Thursday, June 30, 2011

Bachelor parties and Sims 2.

Well I suppose my gorgeous love loves is out with his friends. Boys and their bachelor parties. Hah. Don't you ever wonder what they AREN'T telling you? :P

So I'm just sitting at home, playing Sims and doing laundry. Parentals have people from work over for dinner. Yeah Scott invited people from work to come over and hang out, and to talk about work even more? Such fun.

So I found out today that I'm not eligible for financial aid anymore. That includes my student loans, so YAY for me I get to figure out how to pay for my fall semester with no money. That also might be the cherry on top of my young stupid life.
By any means.

Connor says I just need to stay positive and not blame everything on everybody else. I know he just wants what's best for me and he's looking out for my best interest. So sweet. I really do have an amazing boyfriend. And I want everyone to be jealous. So...be jealous.

And I guess you could say this is my new favorite song? Ish? I don't know but it gets stuck in my head an awful lot.


Ok well, that's all for now.
Pikachu.

Tuesday, June 28, 2011

Take me to a far away place...

Where my dreams can't find me.

Because lately my dreams have been finding me here.

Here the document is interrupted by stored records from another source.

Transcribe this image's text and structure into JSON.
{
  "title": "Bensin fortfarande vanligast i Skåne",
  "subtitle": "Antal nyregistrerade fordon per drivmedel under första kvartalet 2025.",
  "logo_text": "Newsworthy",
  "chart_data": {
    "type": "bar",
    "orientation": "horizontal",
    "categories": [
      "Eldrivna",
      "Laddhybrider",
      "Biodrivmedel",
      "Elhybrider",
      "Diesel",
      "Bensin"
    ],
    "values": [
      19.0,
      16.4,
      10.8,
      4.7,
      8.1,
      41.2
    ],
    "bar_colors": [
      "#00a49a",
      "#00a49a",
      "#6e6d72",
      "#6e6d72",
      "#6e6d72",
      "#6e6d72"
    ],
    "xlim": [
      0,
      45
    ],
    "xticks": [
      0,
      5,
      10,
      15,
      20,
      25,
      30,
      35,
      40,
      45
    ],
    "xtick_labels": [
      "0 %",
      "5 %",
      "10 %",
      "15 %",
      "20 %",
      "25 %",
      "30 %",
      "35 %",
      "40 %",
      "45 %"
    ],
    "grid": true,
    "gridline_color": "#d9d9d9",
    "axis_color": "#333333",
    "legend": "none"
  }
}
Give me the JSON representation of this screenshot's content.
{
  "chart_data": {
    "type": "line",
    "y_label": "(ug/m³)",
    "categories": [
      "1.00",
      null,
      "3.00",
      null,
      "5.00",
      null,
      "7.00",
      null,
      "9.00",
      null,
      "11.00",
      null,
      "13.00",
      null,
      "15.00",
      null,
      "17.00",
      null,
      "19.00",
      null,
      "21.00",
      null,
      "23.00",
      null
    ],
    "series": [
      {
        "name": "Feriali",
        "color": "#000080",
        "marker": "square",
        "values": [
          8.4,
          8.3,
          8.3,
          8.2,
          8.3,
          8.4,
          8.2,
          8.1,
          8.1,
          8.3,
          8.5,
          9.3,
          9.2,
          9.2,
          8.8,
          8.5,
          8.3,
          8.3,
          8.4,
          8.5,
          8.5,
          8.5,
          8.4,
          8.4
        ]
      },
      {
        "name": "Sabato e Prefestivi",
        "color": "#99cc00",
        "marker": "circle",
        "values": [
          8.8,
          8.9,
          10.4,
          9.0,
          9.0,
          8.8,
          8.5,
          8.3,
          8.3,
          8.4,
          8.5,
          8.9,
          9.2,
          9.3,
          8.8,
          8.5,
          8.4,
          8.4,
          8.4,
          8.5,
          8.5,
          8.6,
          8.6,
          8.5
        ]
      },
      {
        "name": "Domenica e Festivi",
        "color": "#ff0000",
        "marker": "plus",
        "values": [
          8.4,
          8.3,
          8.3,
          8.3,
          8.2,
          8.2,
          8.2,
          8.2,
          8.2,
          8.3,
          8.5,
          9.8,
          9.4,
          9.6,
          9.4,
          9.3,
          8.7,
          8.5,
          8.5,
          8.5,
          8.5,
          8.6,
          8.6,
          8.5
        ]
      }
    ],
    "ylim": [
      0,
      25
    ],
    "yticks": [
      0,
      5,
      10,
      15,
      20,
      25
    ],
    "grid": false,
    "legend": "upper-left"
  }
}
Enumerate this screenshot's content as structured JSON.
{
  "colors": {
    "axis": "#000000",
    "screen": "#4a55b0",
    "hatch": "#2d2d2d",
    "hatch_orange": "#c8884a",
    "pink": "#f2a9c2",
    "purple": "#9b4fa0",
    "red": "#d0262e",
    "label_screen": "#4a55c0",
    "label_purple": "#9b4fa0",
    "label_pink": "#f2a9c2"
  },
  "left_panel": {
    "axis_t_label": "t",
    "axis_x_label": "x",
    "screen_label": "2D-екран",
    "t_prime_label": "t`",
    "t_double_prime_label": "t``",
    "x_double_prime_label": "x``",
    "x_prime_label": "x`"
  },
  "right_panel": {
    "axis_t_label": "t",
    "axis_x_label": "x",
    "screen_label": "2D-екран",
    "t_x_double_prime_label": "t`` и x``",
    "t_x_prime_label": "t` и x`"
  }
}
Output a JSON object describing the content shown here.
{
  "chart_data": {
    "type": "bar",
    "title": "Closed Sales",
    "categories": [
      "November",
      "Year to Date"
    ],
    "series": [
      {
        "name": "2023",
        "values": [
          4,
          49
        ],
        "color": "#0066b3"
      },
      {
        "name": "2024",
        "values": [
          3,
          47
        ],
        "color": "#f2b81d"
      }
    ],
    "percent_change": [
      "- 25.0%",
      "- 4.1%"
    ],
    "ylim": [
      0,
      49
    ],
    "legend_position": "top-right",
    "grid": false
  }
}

Is there any reason a dream should upset me that much to where I need to call my boyfriend home to tell him? I don't know, but I did.

People always tell us that we're free, we have freedom because of what our military does for us every single day.



They're wrong.
We're slaves to our own minds every second of every day. And sometimes our minds can be crueler than the world. It's unbearable to be stuck inside your own mind at times. It's like screaming at the top of your lungs on a busy street and no one hears you. No one even sees you. And the fact is, YOU DON'T MATTER THAT MUCH. No matter who you are or who you know. You're a speck. Forgive me for being brutally honest. No one likes to hear that they don't matter.




On a lighter note, we're going to see the new Transformers tonight. Connor is thrilled, and I bet Sarah is excited since it was her idea. It's hard for me to be excited about anything lately. My family is falling apart. I don't have a job. Where is my life even going? Anywhere? Someone keyed mine and Connor's cars. Which I'm pissed about because my car is still pretty new, and I'm still paying for it. God I feel like I'm writing a book about my pathetic life.
Yes I've been very very lucky in my life to have what I've been given, but every one's life is a little pathetic. And what better way to lash out than on here? I have a sinus infection too. Which just puts the cherry on top of such a great point in my young, stupid life.

But hey, I am in love, with possibly the most amazing guy I could ever ask for. And he gets me through the toughest situations, sometimes the situation even being him!

You're the definition of the absolute best and you're the reason I get through life.

I love you Connor Savage.

Monday, June 27, 2011

Could we add some color please?

Yes I realize that it's pretty ugly at the moment. Currently trying to figure out how to customize it.

But in the mean time, I'd like to let everybody know that Cotton Patch Cafe is the worst place in the world to work. I think out of all my jobs, I hated that one the most. And come on, who can really fire you for looking for a better job? Apparently they can. And they can also get away with making us work 12 hour Sunday's with no break. I can see what Courtney mean't by EFF Cotton Patch. No one likes you. And that means you Cody, Scott and Trevor. The 3 dumbest managers on the planet. Whatever.

My life is currently like the song "Jump Rope" by Blue October. Except maybe a little less catchy. I don't know how many of you care, but I like to compare my current lifestyle to songs.

So there's my first post. I feel better. Still waiting for Connor (amazing boyfriend) to get off work. He's still working at the worst place in the world. Hoping my interview at Bass Hall went well enough to get me the job.

This is my favorite picture of Connor and I ever. I feel the need to share it on every webpage I can. :] Love you baby.